Resellers Need Reliable Service Too
By M.J. Richter

Facilities-based carriers are not the only service providers that grapple with network-management issues. Resellers also need to satisfy their customers’ demands for high-quality, cost-effective and reliable service delivery.

As a result, many resellers are looking to their wholesale providers for the appropriate management tools. Williams Communications
(www.williamscommunications.com) has responded with its Customer Network Management System
(CNMS).

The CNMS package offers a variety of network-management tools, including:

* Network views and alarms–a partitioned view into the Williams network that gives each reseller a logical map of its piece of that network, as well as per-circuit alarm views;

* Action tickets–resellers can create trouble tickets tailored to their individual customer-care, billing and operations systems;

* Billing and account review–resellers can see formatted summary information, which they can download to their own systems; and

* User administration–customized security applications that allow resellers to define user groups and assign security privileges for individual users.
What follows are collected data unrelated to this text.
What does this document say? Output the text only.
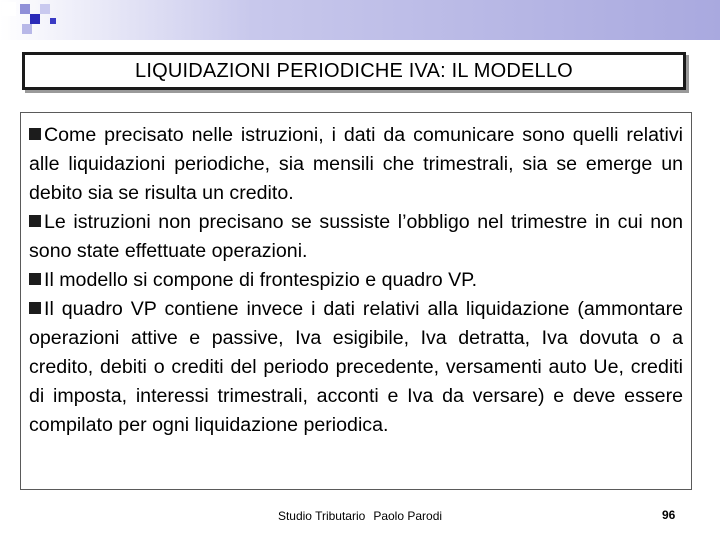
LIQUIDAZIONI PERIODICHE IVA: IL MODELLO

Come precisato nelle istruzioni, i dati da comunicare sono quelli relativi alle liquidazioni periodiche, sia mensili che trimestrali, sia se emerge un debito sia se risulta un credito.

Le istruzioni non precisano se sussiste l’obbligo nel trimestre in cui non sono state effettuate operazioni.

Il modello si compone di frontespizio e quadro VP.

Il quadro VP contiene invece i dati relativi alla liquidazione (ammontare operazioni attive e passive, Iva esigibile, Iva detratta, Iva dovuta o a credito, debiti o crediti del periodo precedente, versamenti auto Ue, crediti di imposta, interessi trimestrali, acconti e Iva da versare) e deve essere compilato per ogni liquidazione periodica.

Studio Tributario Paolo Parodi	96
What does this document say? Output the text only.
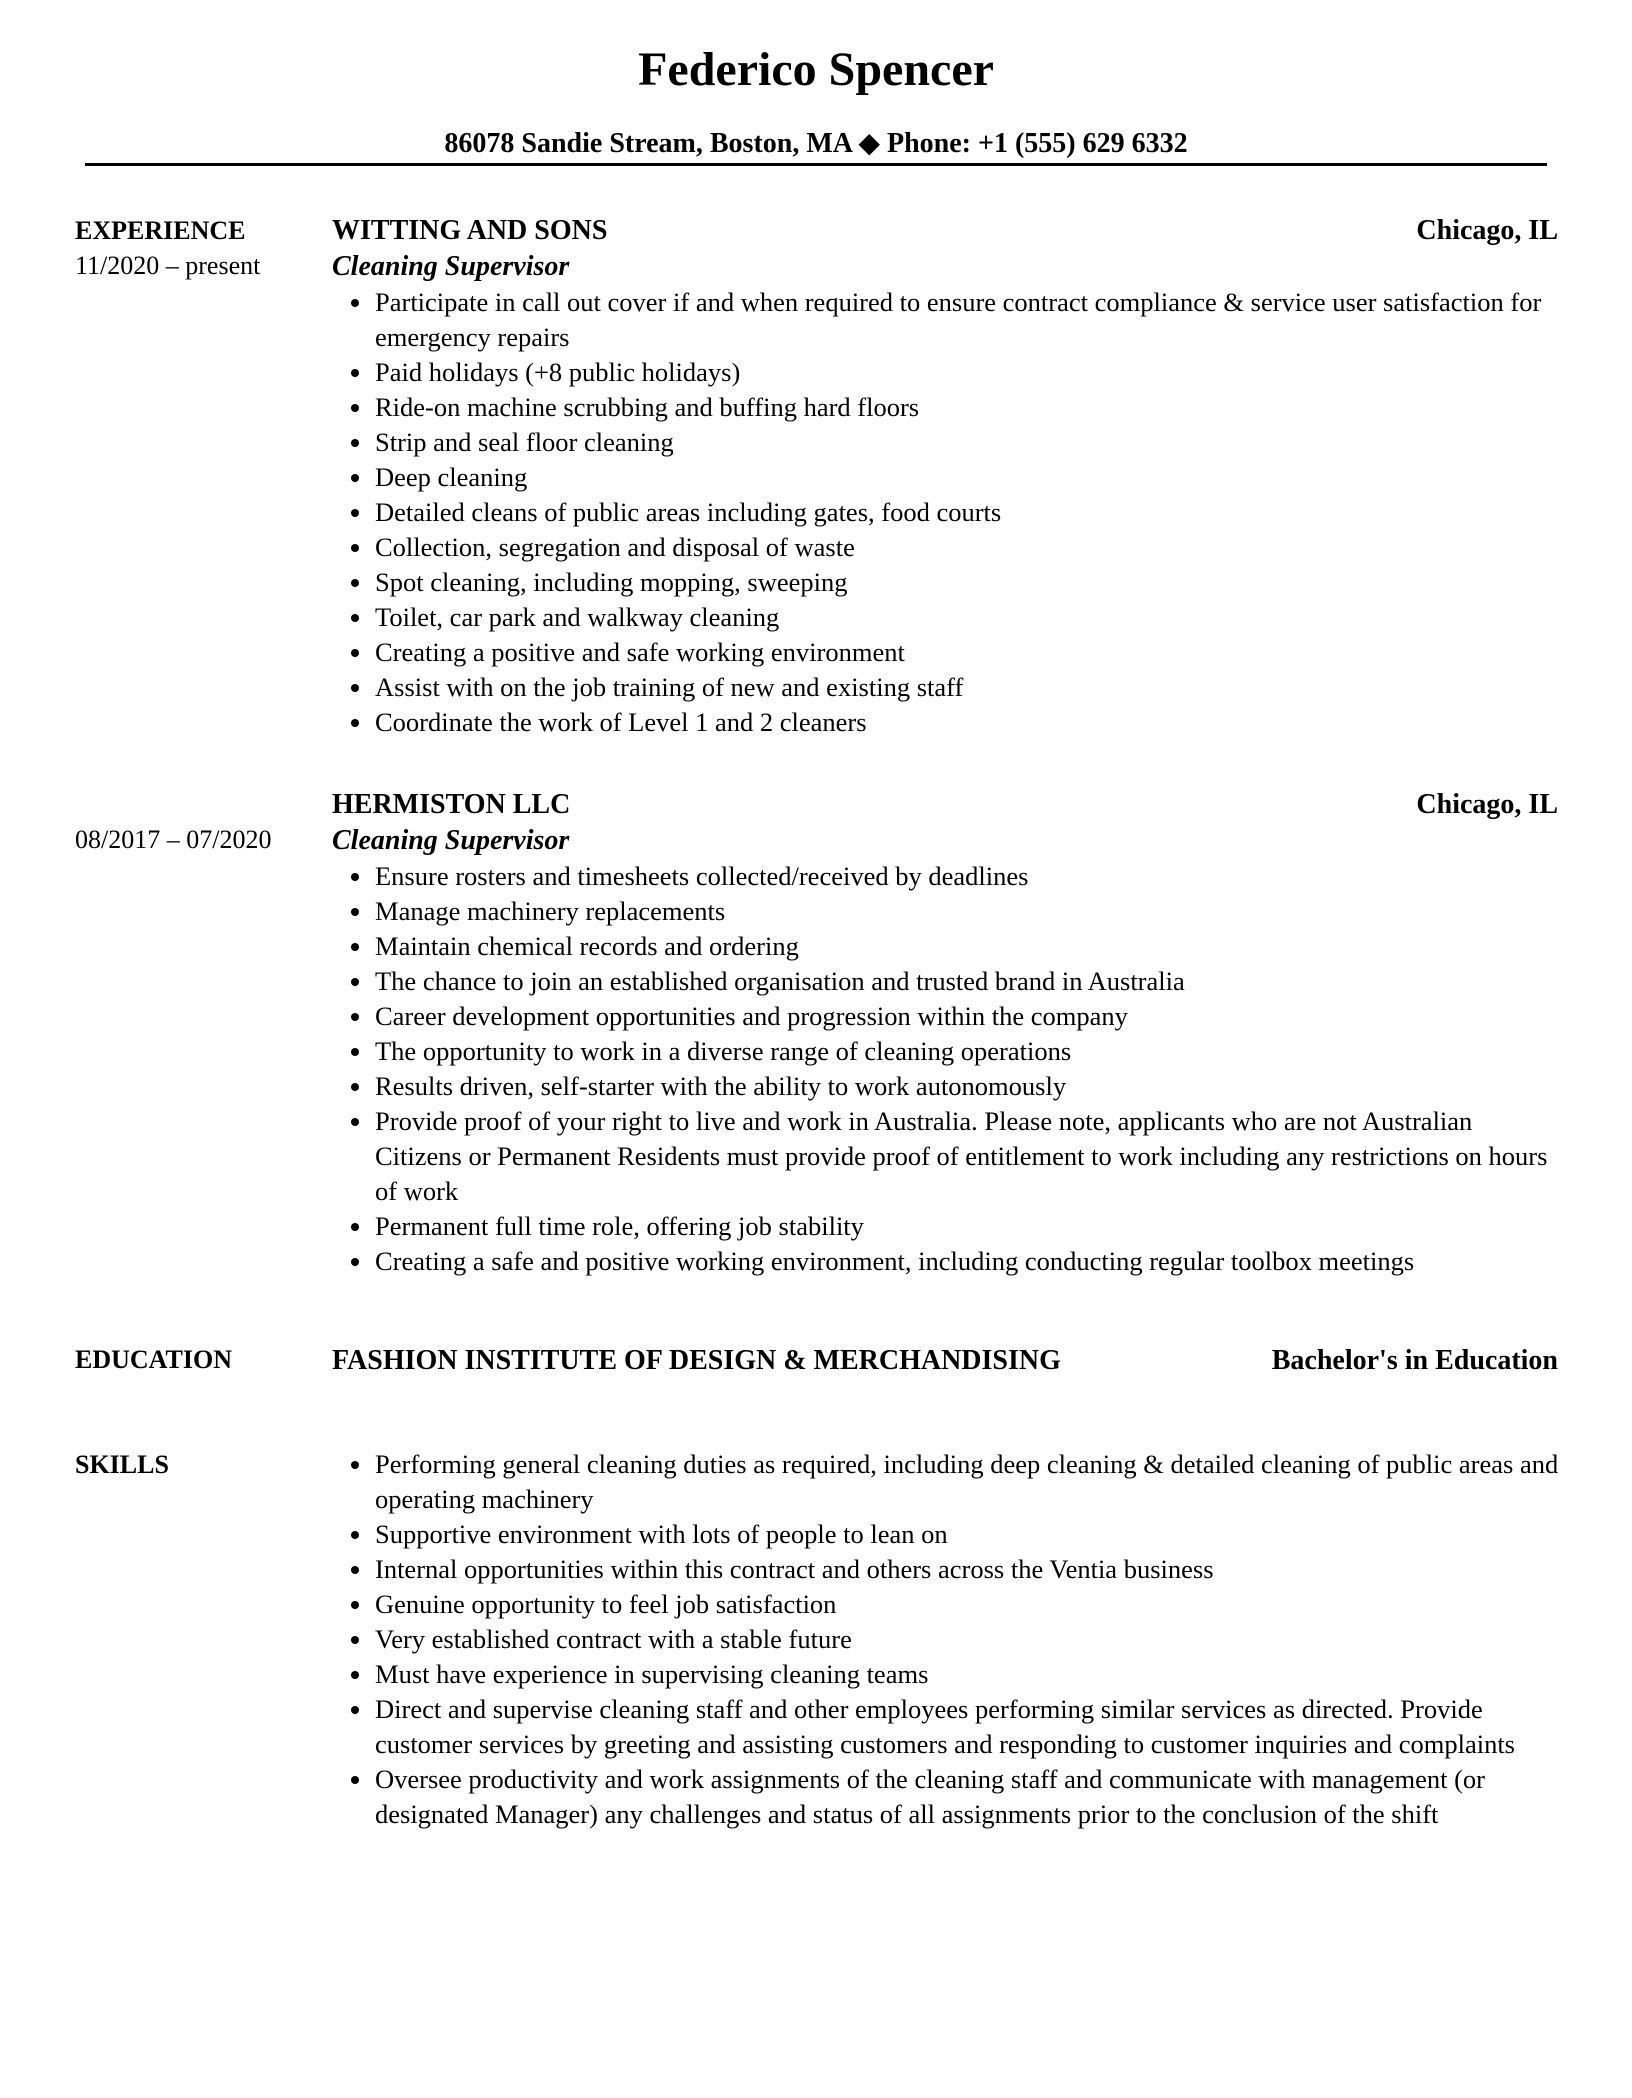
Federico Spencer
86078 Sandie Stream, Boston, MA ◆ Phone: +1 (555) 629 6332
EXPERIENCE
11/2020 – present
WITTING AND SONS	Chicago, IL
Cleaning Supervisor
Participate in call out cover if and when required to ensure contract compliance & service user satisfaction for emergency repairs
Paid holidays (+8 public holidays)
Ride-on machine scrubbing and buffing hard floors
Strip and seal floor cleaning
Deep cleaning
Detailed cleans of public areas including gates, food courts
Collection, segregation and disposal of waste
Spot cleaning, including mopping, sweeping
Toilet, car park and walkway cleaning
Creating a positive and safe working environment
Assist with on the job training of new and existing staff
Coordinate the work of Level 1 and 2 cleaners
08/2017 – 07/2020
HERMISTON LLC	Chicago, IL
Cleaning Supervisor
Ensure rosters and timesheets collected/received by deadlines
Manage machinery replacements
Maintain chemical records and ordering
The chance to join an established organisation and trusted brand in Australia
Career development opportunities and progression within the company
The opportunity to work in a diverse range of cleaning operations
Results driven, self-starter with the ability to work autonomously
Provide proof of your right to live and work in Australia. Please note, applicants who are not Australian Citizens or Permanent Residents must provide proof of entitlement to work including any restrictions on hours of work
Permanent full time role, offering job stability
Creating a safe and positive working environment, including conducting regular toolbox meetings
EDUCATION	FASHION INSTITUTE OF DESIGN & MERCHANDISING	Bachelor's in Education
SKILLS	Performing general cleaning duties as required, including deep cleaning & detailed cleaning of public areas and operating machinery
Supportive environment with lots of people to lean on
Internal opportunities within this contract and others across the Ventia business
Genuine opportunity to feel job satisfaction
Very established contract with a stable future
Must have experience in supervising cleaning teams
Direct and supervise cleaning staff and other employees performing similar services as directed. Provide customer services by greeting and assisting customers and responding to customer inquiries and complaints
Oversee productivity and work assignments of the cleaning staff and communicate with management (or designated Manager) any challenges and status of all assignments prior to the conclusion of the shift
Bob Kashwer, CNMS product manager, says Williams’ reseller-carrier customers all use the system through a web-based access method. However, he adds that Williams built the CNMS package “with an architecture that inherently supports integration if customers wish to deploy this within their own OSSs, rather than use it through a browser.”

Resellers can enter their orders and monitor the status of those orders for practically all services. Williams is adding management capabilities for voice services, as well as for its DWDM-based Optical Waves offering.

Like many facilities-based carriers that shop for comprehensive network-management solutions, Williams found few, if any, integrated software packages available from vendors.

Consequently, the company built its own solution. Eddie Garrott, CNMS market manager, says a team within the company’s information technologies group worked with marketing and product-development people “to really go out and look at what users’ needs were, to work with our own subject-matter experts and develop the tools that would deliver.”

Williams did not stop with the first release of CNMS, which targeted only private-line services. Kashwer says, the carrier has “a very substantial ongoing commitment” to its reseller customers to evolve CNMS right along with their needs.

“We came along with three to four releases per year, and our next release, focused on IP and Waves, will be out in the second quarter. And we’re really going to add some depth to the product in the release that’s due out at the end of the year.”

That CNMS enhancement will zero in on a new product offering called “access services,” although Kashwer points out it has nothing to do with dial tone. Reluctant to disclose details, he says only that Williams “has made a commitment to extend our large points of presence [PoPs], our major nodes, to our customers’ PoPs, which may be multiple locations within each metropolitan area.”

Garrott emphasizes that because Williams is “a true wholesaler,” the CNMS package “is not an ‘also’ type of product.”

“We have a different need to provide information to our retailers–we need to be partners with them and make sure they’re successful. So the more tools they can have and the more we can help them be successful, the more successful we are,” Garrott says.